"He's the man to do it!"
"That's Cap'n Am'zon for ye!"
"There's one Silt ain't afraid of salt water, whatever Cap'n Abe may be!"
"Will you come, Cap'n Am'zon?" called the skipper of the life-saving crew.
"I'm coming," mumbled the storekeeper, and held up his arms that Milt
Baker might fasten the belt about his body.
Afterward Milt was fond of declaring that the look on Cap'n Amazon's face at that moment prophesied the tragedy that was to follow. "He seen death facin' him—an' he warn't afraid," Milt said reverently.
"In with you, boys!" shouted the skipper. "And hook your belts—every man of you! If she overturns again I want to be able to count noses when we come right side up. Now!"
A shuddering cry from the women, in which Louise found herself joining; a "Yo! heave-ho!" from the men who launched the craft.

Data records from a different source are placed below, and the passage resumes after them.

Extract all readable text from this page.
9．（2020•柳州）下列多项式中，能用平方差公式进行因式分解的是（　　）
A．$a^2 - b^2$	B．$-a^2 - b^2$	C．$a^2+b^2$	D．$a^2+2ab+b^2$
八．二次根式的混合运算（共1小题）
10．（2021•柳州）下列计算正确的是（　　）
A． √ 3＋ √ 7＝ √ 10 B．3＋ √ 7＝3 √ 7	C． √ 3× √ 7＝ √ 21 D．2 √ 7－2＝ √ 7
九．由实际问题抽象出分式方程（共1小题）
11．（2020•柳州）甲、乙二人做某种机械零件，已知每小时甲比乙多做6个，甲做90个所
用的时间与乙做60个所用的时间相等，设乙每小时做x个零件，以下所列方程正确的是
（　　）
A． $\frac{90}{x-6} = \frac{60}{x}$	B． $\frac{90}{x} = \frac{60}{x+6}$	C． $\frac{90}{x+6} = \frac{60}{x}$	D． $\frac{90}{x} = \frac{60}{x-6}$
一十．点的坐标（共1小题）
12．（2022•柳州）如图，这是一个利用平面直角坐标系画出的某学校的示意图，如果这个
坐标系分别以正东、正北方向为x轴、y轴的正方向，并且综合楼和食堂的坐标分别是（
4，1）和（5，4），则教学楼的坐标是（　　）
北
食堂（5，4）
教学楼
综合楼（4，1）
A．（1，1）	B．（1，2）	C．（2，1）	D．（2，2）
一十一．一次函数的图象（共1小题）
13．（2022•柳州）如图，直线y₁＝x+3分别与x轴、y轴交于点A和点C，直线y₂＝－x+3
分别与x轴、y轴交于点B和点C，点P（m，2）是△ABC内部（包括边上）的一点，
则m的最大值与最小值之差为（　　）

Then the lifeboat was in the surf again, her crew laboring like the sons of Hercules they were to keep her head to the wind and to the breakers.
The storekeeper was no weakling; rowing was an accomplishment he had excelled in from childhood. It was the single activity in any way connected with the sea that he had learned and maintained.
At first he kept his eyes shut—tight shut. A strange thrill went through him, however. All these years he had shrunk from an unknown, an unexperienced, peril. Was it that Cap'n Abe had been frightened by a bogey, after all?